31 March 2011

Spinner interview (2011)

A decade may not feel like a long time to some, but when the 10-year anniversary of Liverpool's Ladytron came around, the electro-pop band definitely took note.

"I feel old", vocalist Mira Aroyo tells Spinner. "We're very aware of it, but since it's been 10 years, it's like wiping the slate clean".

A lot has changed since Ladytron first formed in 1999. As Aroyo puts it, "the world was a very different place".

"Just the fact that we were making these pop songs using synths, there weren't any bands doing that at the time, whereas now it's completely common and now it's just seeped into the mainstream".

Aroyo explains that the release of a best-of compilation entitled Best of 00-10 this March will help "make it all nice and fresh for our new record because our new record is quite different-sounding". And they mean it.

"We were very conscious in not repeating anything", she says. "We're not here to make a new "Destroy Everything You Touch" or a new "Seventeen"".

While the leap between 2005's Witching Hour and 2008's Velocifero was a minor one, Aroyo assures fans that the band takes a much bigger step on the new record but "it's still very much us -- the songs, the melodies, the lyrics... we can't really depart from that, but every now and then we make these big steps".

Currently in the midst of mastering their new full-length, slated for release later this summer, the band is looking forward to showing off a grander sound which incorporates more orchestral elements. "We're really excited about it", says Aroyo. "Instrument-wise, there were a lot of organs used, and it's just a more mature record".

"Ace of Hz", a new single which has also spurred its own remix EP, is the only tie linking the band's old and new material, and will appear on their upcoming as-yet-untitled record.

"Every album has been a different experience", says Aroyo. "We've never done it in a place where we've lived before, but with this one, three of us live in London".
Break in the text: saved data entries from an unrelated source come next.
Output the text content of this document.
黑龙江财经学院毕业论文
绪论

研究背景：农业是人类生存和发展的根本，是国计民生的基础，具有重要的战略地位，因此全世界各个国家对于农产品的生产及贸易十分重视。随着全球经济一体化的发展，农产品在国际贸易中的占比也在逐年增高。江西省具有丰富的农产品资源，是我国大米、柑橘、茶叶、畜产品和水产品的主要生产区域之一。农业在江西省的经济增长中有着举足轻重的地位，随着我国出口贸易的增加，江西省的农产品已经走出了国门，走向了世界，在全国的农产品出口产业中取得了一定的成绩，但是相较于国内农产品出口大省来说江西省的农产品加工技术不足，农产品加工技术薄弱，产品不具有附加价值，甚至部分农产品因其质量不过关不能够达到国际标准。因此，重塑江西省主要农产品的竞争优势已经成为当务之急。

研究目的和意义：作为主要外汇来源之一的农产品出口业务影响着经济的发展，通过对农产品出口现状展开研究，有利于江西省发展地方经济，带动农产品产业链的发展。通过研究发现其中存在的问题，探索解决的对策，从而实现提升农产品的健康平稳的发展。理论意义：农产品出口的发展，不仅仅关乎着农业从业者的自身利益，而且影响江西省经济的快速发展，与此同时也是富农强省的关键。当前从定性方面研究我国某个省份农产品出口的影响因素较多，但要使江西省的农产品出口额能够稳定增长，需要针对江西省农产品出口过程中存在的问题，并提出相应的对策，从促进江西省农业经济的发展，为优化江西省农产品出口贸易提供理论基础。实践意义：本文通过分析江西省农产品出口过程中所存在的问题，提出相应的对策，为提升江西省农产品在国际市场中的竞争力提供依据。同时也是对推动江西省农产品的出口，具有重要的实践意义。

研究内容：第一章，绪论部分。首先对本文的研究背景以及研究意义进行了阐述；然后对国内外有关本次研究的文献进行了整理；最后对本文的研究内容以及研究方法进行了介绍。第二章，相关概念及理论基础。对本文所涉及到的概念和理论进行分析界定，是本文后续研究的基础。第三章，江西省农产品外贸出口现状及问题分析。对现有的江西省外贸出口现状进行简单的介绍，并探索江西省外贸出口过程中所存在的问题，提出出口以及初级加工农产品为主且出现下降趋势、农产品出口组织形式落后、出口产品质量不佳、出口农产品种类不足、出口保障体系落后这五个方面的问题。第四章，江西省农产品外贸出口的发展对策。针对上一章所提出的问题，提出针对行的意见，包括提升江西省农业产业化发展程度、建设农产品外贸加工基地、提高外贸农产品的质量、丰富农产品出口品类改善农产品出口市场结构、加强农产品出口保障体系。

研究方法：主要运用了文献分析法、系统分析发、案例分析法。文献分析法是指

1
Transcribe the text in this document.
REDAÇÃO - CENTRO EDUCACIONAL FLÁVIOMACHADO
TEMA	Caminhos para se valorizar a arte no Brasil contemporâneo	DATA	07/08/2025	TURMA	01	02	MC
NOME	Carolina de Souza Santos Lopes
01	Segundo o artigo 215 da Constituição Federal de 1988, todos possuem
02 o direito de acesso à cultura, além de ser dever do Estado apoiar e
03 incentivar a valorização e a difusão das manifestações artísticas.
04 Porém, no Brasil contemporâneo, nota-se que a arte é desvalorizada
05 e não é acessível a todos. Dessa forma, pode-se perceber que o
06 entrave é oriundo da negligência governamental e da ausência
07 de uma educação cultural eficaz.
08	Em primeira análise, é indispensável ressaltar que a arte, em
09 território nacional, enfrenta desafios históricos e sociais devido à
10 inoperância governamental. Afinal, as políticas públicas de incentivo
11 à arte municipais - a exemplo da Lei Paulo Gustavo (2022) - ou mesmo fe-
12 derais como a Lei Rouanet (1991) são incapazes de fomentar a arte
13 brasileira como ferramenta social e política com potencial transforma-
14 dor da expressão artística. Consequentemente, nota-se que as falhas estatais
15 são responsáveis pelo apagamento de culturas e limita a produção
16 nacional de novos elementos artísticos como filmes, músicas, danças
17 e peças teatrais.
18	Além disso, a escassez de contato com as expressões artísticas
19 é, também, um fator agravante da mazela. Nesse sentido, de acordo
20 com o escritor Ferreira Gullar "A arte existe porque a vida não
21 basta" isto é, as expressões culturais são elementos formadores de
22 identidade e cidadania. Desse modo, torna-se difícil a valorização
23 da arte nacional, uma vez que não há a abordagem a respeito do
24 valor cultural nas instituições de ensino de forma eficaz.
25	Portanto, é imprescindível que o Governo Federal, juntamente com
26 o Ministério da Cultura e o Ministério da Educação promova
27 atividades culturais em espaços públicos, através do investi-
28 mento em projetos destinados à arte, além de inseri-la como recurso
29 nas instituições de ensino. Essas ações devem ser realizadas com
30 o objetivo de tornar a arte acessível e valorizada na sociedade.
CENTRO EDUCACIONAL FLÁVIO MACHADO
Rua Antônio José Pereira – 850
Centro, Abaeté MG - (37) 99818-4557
The band recorded throughout the summer in Kent, England, and Aroyo cites the experience as a positive one. "We enjoyed being home, and it was just like having a regular job where we go home where we go home every night!"

Co-produced by Barny Barnicott (Arctic Monkeys, Kasabian, Editors) the album was recorded in his personal studio, which, according to Aroyo, felt like a playground.

"He was just getting more and more gear as we were working", she says. "New organs were arriving all the time and we were just using them. It was brilliant for us".